VSC does NOT translate tabs to spaces. I don't think any modern developer uses a code editor which automatically translates tabs to spaces or otherwise, except a syntax checker for Go, in a code editor when installed as a plugin because go fmt is used in these plugins for those who choose to install and use it.

Takes me back. I instantly thought "Those are not tabs, they are just fixed-column fields".

Then I recalled the "tabs" were physical movable stops on the platen of hand card punches. You hit the Tab button, and the platen moved to the next tab, which knocked back into the ratchet that spaced after each punched character. I could still punch these in my sleep (ICT codes). Our initial program cards were punched by a data prep bureau on electrical machines, but amendments (and the frequent card-reader wrecks) were fixed in the machine room by hand.

It seems to me that the keeping of tabs is mostly confined to old folks who cannot get past their old habits. The biggest problem is that things could look different on other people’s computers. When using tabs people know they actually consist of two spaces or four spaces or whatever they decided. But that information gets lost.

The "Old Habits" arose from the times when disks were pitifully small. The first disk pack I ever used was like one of those cake stands you get in posh tea-rooms: eleven platters, stacked about 12 inches high, and about 15 inches diameter. It came in a protective pack with a clip-on lid, and it held a whopping 30 MB initially (then 60, 100, 200 as they developed). So indenting nested blocks with one tab instead of four spaces was a significant improvement in both capacity and transfer rate.

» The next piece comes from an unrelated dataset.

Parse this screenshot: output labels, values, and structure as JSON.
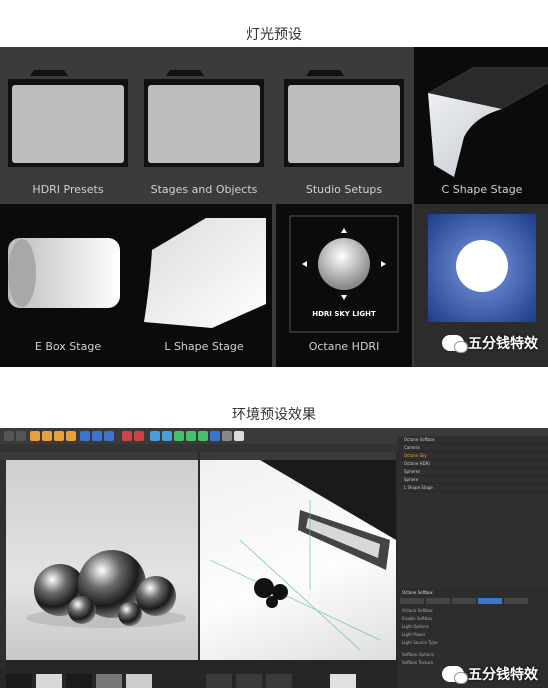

Problems were not just transferring source between computers. If several people worked on the same project, they would each have their own preferred editor tab settings, and might replace all tabs by spaces or vice versa at different settings. After a few edits, the indentation of different sections became impossible to follow. Then some poor intern got the job of realigning a whole set of source files.

Makefiles specifically use tabs to introduce "recipes" -- the executable commands that make targets. (GNU/make allows the definition of an alternative single character.)

This is a frequent cause of of frustration. The old hands know to flick :set list and :set nolist every so often to make tabs visible (yes, all old hands use vi too). ;-)

Makefiles, YAML files, etc are not classified as programming languages.

The OP asked about programming languages not markup languages and file formats.

The OPs question was marked "solved" by the OP.